Project at UNESCO World Heritage Site to take visitors on an allegorical journey celebrating the story of Jesus’ baptism

A Niall McLaughlin Architects-led team has been named as the winner of an international competition to design a new museum in Jordan dedicated to the history of Christian baptism.

The Stirling Prize-winning practice is working with landscape architect Kim Wilkie Landscape, exhibition designer Nissen Richards Studio, engineer Arup and lighting consultant Studio ZNA on the Museum of Jesus’ Baptism.

The scheme will be located on the east bank of the Jordan river at Bethany, a UNESCO World Heritage Site which is reputed to be the location of the baptism of Jesus by John the Baptist. It is due to open in 2030 to mark the bimillenial of the event.

The appointment of Niall McLaughlin’s team concludes a six-month competition run by Malcolm Reading Consultants with the practice beating a shortlist of seven including teams led by Ireland’s heneghan peng architects and US-based Toshiko Mori Architect.

The competition brief asked entrants to design a concept which ‘evokes wonder and humility in the visitor and responds sensitively to the site’.

The project client, the Foundation for the Development of the Lands Adjacent to the Baptism Site, said it had been impressed by the Niall McLaughlin team’s “flair for multi-layered and immersive storytelling that focuses on communicating baptism’s power to offer spiritual renewal and new life”. 

The winning concept envisages the museum as an allegorical east-west journey which will see visitors descending into the earth from an arid wilderness garden, encountering a water-filled rift symbolising the Jordan river and re-emerging into a “fruitful paradise garden”.

The eastern entrance and western exit will face each other across a public square containing an open stepped landscape leading onto the roof where visitors can view the valley of the Jordan River and the pilgrimage route to the Baptism Site.

The concept has been inspired by local Jordanian architecture, using locally sourced stone and rammed earth techniques to create the form of the museum structure, which sits low in the landscape.

Dr Tharwat Almasalha, chair of the competition’s Advisory Panel and chair of the Foundation’s board, said the proposal “responds sensitively to the luminous setting in the wilderness and the adjacent UNESCO site. 

“Though modest in size and form, the design has exceptional resonance: it will be attuned to human and divine connections,” Almasalha added.
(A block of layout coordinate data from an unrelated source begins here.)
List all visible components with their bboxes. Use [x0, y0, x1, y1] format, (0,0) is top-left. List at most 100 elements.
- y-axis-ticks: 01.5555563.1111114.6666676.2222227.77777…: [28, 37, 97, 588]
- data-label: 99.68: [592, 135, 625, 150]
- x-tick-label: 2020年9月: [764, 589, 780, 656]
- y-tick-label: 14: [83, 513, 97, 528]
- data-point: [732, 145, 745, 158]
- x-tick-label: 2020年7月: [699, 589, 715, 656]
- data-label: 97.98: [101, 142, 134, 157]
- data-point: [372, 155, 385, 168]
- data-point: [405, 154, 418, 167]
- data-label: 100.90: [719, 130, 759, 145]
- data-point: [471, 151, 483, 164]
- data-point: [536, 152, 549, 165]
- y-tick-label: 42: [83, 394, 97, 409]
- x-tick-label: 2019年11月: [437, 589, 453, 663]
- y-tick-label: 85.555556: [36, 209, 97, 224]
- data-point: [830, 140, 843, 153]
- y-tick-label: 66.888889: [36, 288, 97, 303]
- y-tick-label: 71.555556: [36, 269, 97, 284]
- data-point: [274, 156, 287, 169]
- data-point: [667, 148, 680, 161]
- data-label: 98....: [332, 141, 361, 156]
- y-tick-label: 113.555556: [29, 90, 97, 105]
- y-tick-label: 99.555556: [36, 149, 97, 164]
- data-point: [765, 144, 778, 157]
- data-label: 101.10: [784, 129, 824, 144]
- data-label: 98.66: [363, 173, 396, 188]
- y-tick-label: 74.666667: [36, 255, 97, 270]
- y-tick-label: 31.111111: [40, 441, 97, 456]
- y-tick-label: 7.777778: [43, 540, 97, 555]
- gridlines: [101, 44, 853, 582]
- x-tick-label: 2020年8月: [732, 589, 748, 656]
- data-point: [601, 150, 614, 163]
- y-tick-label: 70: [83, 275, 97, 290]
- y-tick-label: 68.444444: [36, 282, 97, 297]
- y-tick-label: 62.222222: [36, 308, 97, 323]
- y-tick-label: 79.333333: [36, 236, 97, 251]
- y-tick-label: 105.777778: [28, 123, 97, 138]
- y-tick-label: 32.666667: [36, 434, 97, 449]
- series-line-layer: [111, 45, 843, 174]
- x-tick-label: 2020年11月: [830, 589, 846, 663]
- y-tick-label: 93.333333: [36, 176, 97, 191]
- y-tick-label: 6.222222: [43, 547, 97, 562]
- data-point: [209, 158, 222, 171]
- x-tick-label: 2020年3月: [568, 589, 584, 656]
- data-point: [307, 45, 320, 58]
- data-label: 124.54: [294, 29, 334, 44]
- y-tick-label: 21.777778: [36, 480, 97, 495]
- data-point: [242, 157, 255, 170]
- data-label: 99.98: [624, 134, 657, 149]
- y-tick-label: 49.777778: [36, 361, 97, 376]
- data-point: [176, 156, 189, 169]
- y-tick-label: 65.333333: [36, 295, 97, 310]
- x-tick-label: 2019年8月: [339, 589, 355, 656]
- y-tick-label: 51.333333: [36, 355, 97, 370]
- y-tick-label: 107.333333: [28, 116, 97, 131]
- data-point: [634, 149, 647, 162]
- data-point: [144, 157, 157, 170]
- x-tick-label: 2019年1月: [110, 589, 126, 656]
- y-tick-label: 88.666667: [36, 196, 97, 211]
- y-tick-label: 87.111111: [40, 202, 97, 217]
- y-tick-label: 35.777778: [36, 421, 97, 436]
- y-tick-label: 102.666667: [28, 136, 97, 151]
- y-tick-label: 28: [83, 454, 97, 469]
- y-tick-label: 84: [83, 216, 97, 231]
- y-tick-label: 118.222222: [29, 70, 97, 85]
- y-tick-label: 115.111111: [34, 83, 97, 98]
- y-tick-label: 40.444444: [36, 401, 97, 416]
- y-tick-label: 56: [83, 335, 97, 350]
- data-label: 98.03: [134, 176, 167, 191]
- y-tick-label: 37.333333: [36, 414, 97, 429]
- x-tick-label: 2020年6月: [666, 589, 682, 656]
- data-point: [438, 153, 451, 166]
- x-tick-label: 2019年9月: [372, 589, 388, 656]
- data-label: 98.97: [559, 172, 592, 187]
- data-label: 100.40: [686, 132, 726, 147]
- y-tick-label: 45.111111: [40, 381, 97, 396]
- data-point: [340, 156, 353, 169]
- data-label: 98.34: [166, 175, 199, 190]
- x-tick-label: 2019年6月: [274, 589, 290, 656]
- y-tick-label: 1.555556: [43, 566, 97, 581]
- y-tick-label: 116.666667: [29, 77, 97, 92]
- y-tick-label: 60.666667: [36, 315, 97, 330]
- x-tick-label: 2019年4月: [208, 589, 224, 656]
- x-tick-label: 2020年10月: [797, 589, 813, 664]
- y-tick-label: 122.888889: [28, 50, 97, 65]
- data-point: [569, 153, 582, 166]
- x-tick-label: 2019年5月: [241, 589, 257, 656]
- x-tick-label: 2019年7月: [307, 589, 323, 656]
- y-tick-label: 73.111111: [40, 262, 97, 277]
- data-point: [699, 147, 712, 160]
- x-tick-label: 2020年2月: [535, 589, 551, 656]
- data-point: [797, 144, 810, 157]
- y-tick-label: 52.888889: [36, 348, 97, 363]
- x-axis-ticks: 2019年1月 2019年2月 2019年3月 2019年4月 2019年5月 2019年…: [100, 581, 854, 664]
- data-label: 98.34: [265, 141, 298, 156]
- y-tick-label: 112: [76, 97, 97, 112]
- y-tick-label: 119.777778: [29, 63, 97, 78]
Niall McLaughlin Architects founder Niall McLaughlin said: “We are delighted to receive the news that we are the winners of the competition for the Museum of Jesus’ Baptism at Bethany, Jordan. It is an extraordinary site with a profound history. The brief was beautifully written, and the shortlist was exceptionally strong.”

He added: “The challenge of the design was to find a way to allow the architecture to mediate between a charged landscape and the sacred narratives that arose within it. 

“It demanded a building that could work with allegory. At the same time, the project needed to use local labor, skills, and resources to achieve something with a sense of social responsibility and low carbon expenditure.”

The firm’s appointment comes two weeks after McLaughlin was announced the winner of RIBA’s 2026 Royal Gold Medal in recognition of his “resounding impact spanning architectural practice, thinking, writing and education”.